When you scale out your database by adding additional shards, Amazon DocumentDB automatically redistributes the data:


          Diagram: elastic cluster adding date

Elastic cluster migration

Amazon DocumentDB supports migrating MongoDB sharded data to elastic clusters. Offline, online and hybrid migration methods are supported. For more information, see Migrating to Amazon DocumentDB.

Elastic cluster scaling

Amazon DocumentDB Elastic Clusters provides the ability to increase the number of shards (scale out) in your elastic cluster, and the number of vCPUs applied to each shard (scale up). You can also reduce the number of shards and compute capacity (vCPUs) as needed.

For scaling best practices, see Scaling elastic clusters.

Note

Cluster-level scaling is also available. For more information, see Scaling Amazon DocumentDB clusters.

Elastic cluster reliability

Amazon DocumentDB is designed to be reliable, durable, and fault tolerant. To improve availability, elastic clusters deploys two nodes per shard placed across different Availability Zones. Amazon DocumentDB includes several automatic features that make it a reliable database solution. For more information, see Amazon DocumentDB Reliability.

Elastic cluster storage and availability

Amazon DocumentDB data is stored in a cluster volume, which is a single, virtual volume that uses solid state drives (SSDs). A cluster volume consists of six copies of your data, which are replicated automatically across multiple Availability Zones in a single Amazon Region. This replication helps ensure that your data is highly durable, with less possibility of data loss. It also helps ensure that your cluster is more available during a failover because copies of your data already exist in other Availability Zones. For more details on storage, high availability and replication see Amazon DocumentDB: How It Works.

Functional differences between Amazon DocumentDB 4.0 and elastic clusters

The following functional differences exist between Amazon DocumentDB 4.0 and elastic clusters.

  • Results from top and collStats are partitioned by shards.

  • Collection statistics from top and collStats for sharded collections are reset when the cluster shard count is changed.

  • The backup built-in role now supports serverStatus. Action - Developers and applications with backup role can collect statistics about the state of the Amazon DocumentDB cluster.

  • The SecondaryDelaySecs field replaces slaveDelay in replSetGetConfig output.

  • The hello command replaces isMaster - hello returns a document that describes the role of the elastic cluster.

  • The $elemMatch operator in elastic clusters only matches documents in the first nesting level of an array.
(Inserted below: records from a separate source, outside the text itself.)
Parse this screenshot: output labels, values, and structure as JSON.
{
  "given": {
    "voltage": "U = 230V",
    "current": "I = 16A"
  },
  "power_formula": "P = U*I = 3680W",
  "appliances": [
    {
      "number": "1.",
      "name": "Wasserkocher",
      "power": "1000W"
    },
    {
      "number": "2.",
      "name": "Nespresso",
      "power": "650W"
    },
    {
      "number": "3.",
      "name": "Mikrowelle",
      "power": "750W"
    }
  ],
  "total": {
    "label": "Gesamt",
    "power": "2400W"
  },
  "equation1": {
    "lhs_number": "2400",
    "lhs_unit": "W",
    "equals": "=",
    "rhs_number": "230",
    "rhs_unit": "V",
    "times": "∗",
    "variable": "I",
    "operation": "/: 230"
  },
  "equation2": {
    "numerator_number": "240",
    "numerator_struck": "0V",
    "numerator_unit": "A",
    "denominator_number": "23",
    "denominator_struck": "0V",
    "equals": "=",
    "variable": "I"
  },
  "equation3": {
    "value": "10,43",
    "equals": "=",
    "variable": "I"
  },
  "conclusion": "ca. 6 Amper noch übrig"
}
In Amazon DocumentDB 4.0, the operator traverses all levels before returning matched documents. For example:

db.foo.insert( [ {a: {b: 5}}, {a: {b: [5]}}, {a: {b: [3, 7]}}, {a: [{b: 5}]}, {a: [{b: 3}, {b: 7}]}, {a: [{b: [5]}]}, {a: [{b: [3, 7]}]}, {a: [[{b: 5}]]}, {a: [[{b: 3}, {b: 7}]]}, {a: [[{b: [5]}]]}, {a: [[{b: [3, 7]}]]} ]); // Elastic Clusters > db.foo.find({a: {$elemMatch: {b: {$elemMatch: {$lt: 6, $gt: 4}}}}}, {_id: 0}) { "a" : [ { "b" : [ 5 ] } ] } // Docdb 4.0: traverse more than one level deep > db.foo.find({a: {$elemMatch: {b: {$elemMatch: {$lt: 6, $gt: 4}}}}}, {_id: 0}) { "a" : [ { "b" : [ 5 ] } ] } { "a" : [ [ { "b" : [ 5 ] } ] ] }
  • The "$" projection in Amazon DocumentDB 4.0 returns all documents with all fields. With elastic clusters, the find command with a "$" projection returns documents that match the query parameter containing only the field that matched the "$" projection.

  • In elastic clusters, the find commands with $regex and $options query parameters return an error: "Cannot set options in both $regex and $options".

  • With elastic clusters, $indexOfCP now returns "-1" when:

    • the substring is not found in the string expression, or

    • start is a number greater than end, or

    • start is a number greater than the byte length of the string.

    In Amazon DocumentDB 4.0, $indexOfCP returns "0" when the start position is a number greater than end or the byte length of the string.

  • With elastic clusters, projection operations in _id fields, for example: {"_id.nestedField" : 1}, return documents that only include the projected field. Whereas in Amazon DocumentDB 4.0, nested field projection commands do not filter out any document.